A ilha foi o primeiro país “do terceiro mundo” a projetar seu poder em outro continente, aposta que inaugurou ao desembarcar na ex-colônia portuguesa há quase 40 anos.

Em Angola vivem hoje quatro mil cubanos, vindos com motivações muito diferentes das que levaram seus compatriotas ao país africano no passado. Cerca de 450 mil cubanos, 5% da população da ilha, passaram por Angola para participar de um dos conflitos mais violentos da Guerra Fria, de 1975 a 1991.

As tropas cubanas combateram junto ao Movimento Popular para a Libertação de Angola (MPLA) – partido que governa Angola desde a independência de Portugal – contra a África do Sul do apartheid e seus aliados angolanos, financiados pelos Estados Unidos.

Em 1991, com a União Soviética desmoronando, os soldados cubanos deixaram Angola, que passaria à economia de livre mercado, enquanto Cuba se agarrava a seu sistema e começava o duro “período especial” dos anos 90.

Em Cuba, alguns lamentaram os esforços desmedidos em recursos e homens – com quatro mil baixas -, mas, após o final da guerra civil de Angola em 2002, as relações entre ambos os países voltaram a melhorar.

Na atualidade, a campanha cubana em Angola, que ocupa um lugar quase mítico no imaginário popular, se revalorizou como um dos primeiros exemplos da “cooperação sul-sul” que Cuba realiza, agora, por outros métodos menos beligerantes.

Se os internacionalistas de antes foram lutar em Angola para honrar Che Guevara, com espírito de aventura ou por solidariedade com um povo “irmão”, os cubanos que emigram hoje para o país sul-africano aspiram a melhorar a situação econômica e, com isso, aumentar a entrada de divisa estrangeira nos cofres do Estado.

Segundo dados do governo de Angola, 1.800 cubanos trabalham no setor da saúde e outros tantos no sistema educacional.

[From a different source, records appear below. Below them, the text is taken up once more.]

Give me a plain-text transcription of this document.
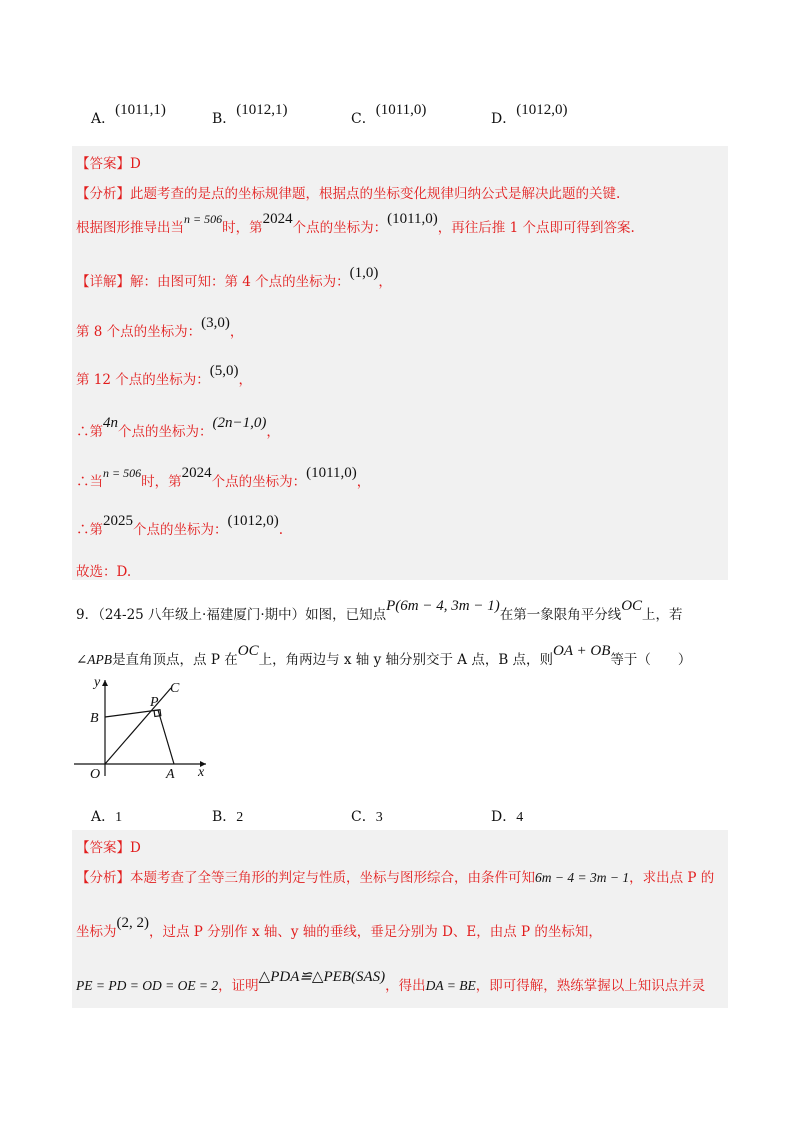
A．(1011,1)
B．(1012,1)
C．(1011,0)
D．(1012,0)
【答案】D
【分析】此题考查的是点的坐标规律题，根据点的坐标变化规律归纳公式是解决此题的关键.
根据图形推导出当n = 506时，第2024个点的坐标为：(1011,0)，再往后推 1 个点即可得到答案.
【详解】解：由图可知：第 4 个点的坐标为：(1,0)，
第 8 个点的坐标为：(3,0)，
第 12 个点的坐标为：(5,0)，
∴第4n个点的坐标为：(2n−1,0)，
∴当n = 506时，第2024个点的坐标为：(1011,0)，
∴第2025个点的坐标为：(1012,0).
故选：D.
9．（24-25 八年级上·福建厦门·期中）如图，已知点P(6m − 4, 3m − 1)在第一象限角平分线OC上，若
∠APB是直角顶点，点 P 在OC上，角两边与 x 轴 y 轴分别交于 A 点，B 点，则OA + OB等于（　　）
y
x
O	A
B
P
C
A．1	B．2	C．3	D．4
【答案】D
【分析】本题考查了全等三角形的判定与性质，坐标与图形综合，由条件可知6m − 4 = 3m − 1，求出点 P 的
坐标为(2, 2)，过点 P 分别作 x 轴、y 轴的垂线，垂足分别为 D、E，由点 P 的坐标知，
PE = PD = OD = OE = 2，证明△PDA≌△PEB(SAS)，得出DA = BE，即可得解，熟练掌握以上知识点并灵
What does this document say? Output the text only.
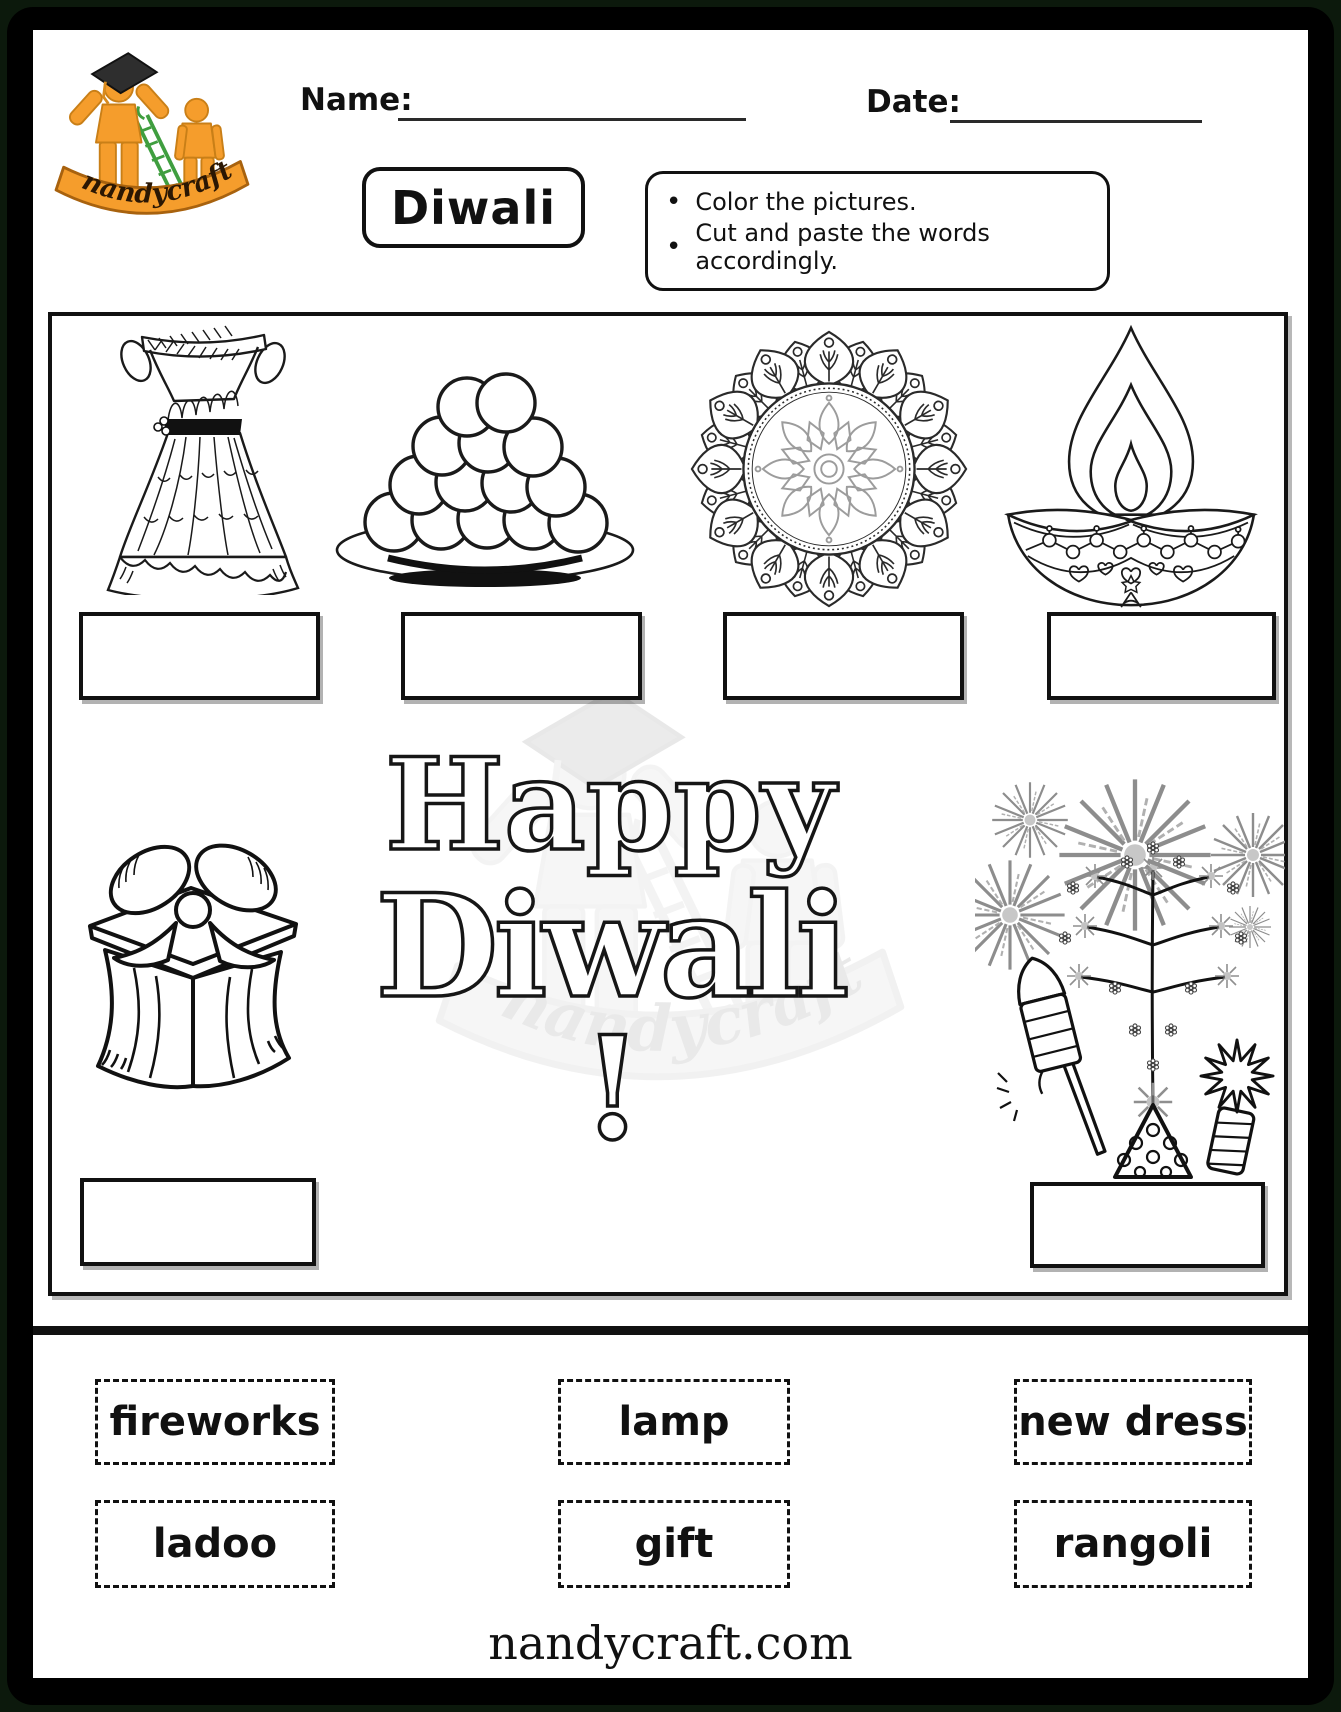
Name:	Date:
Diwali	• Color the pictures.
• Cut and paste the words accordingly.
Happy
Diwali !
fireworks	lamp	new dress
ladoo	gift	rangoli
nandycraft.com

Desse total, metade está em universidades.

A saúde e a formação educacional são as duas grandes necessidades sociais de Angola, que ainda carece de pessoal qualificado nessas áreas, embora a agricultura e a construção também empreguem cubanos. Um exemplo é o Aeroporto de Ndalatando, na província de Kwanza-Norte, que está sendo construído por cubanos.

A empresa estatal Antex, vinculada à Câmara do Comércio de Cuba, assinou com o governo de Angola vários acordos de “prestação de serviços” e formação de empresas. Seus trabalhadores recebem em Angola salários muito superiores aos de Cuba, de até US$ 1 mil (R$ 2.693) para os postos de melhor remuneração, segundo funcionários consultados pela Agência Efe.

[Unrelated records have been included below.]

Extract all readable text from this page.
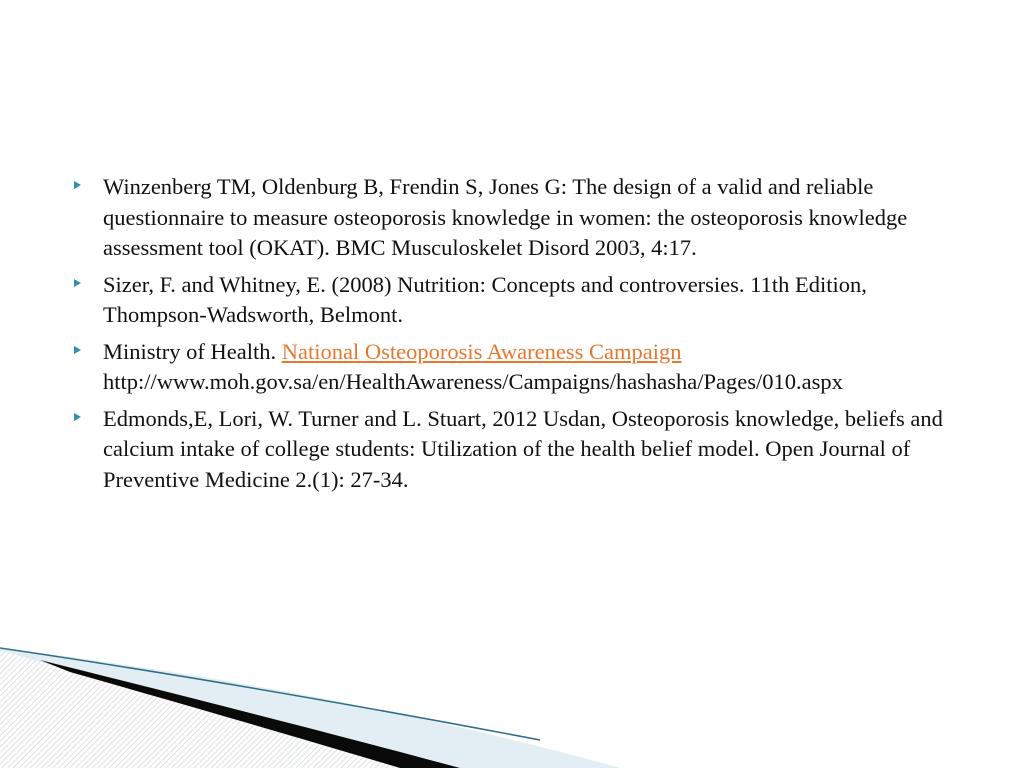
Winzenberg TM, Oldenburg B, Frendin S, Jones G: The design of a valid and reliable questionnaire to measure osteoporosis knowledge in women: the osteoporosis knowledge assessment tool (OKAT). BMC Musculoskelet Disord 2003, 4:17.
Sizer, F. and Whitney, E. (2008) Nutrition: Concepts and controversies. 11th Edition, Thompson-Wadsworth, Belmont.
Ministry of Health. National Osteoporosis Awareness Campaign
http://www.moh.gov.sa/en/HealthAwareness/Campaigns/hashasha/Pages/010.aspx
Edmonds,E, Lori, W. Turner and L. Stuart, 2012 Usdan, Osteoporosis knowledge, beliefs and calcium intake of college students: Utilization of the health belief model. Open Journal of Preventive Medicine 2.(1): 27-34.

Não em vão, o governo angolano paga a Cuba por cada trabalhador muito mais do que este funcionário recebe como salário, diferença que é embolsada pelo governo cubano, segundo as mesmas fontes, que preferiram manter o anonimato.

Embora os trabalhadores não tenham conseguido dizer a diferença entre o que recebem para seu sustento em Angola e a quantidade que o Estado cubano cobra, eles garantem que é “muita”, como ocorre na maioria dos países com os quais Cuba firma contratos de serviços.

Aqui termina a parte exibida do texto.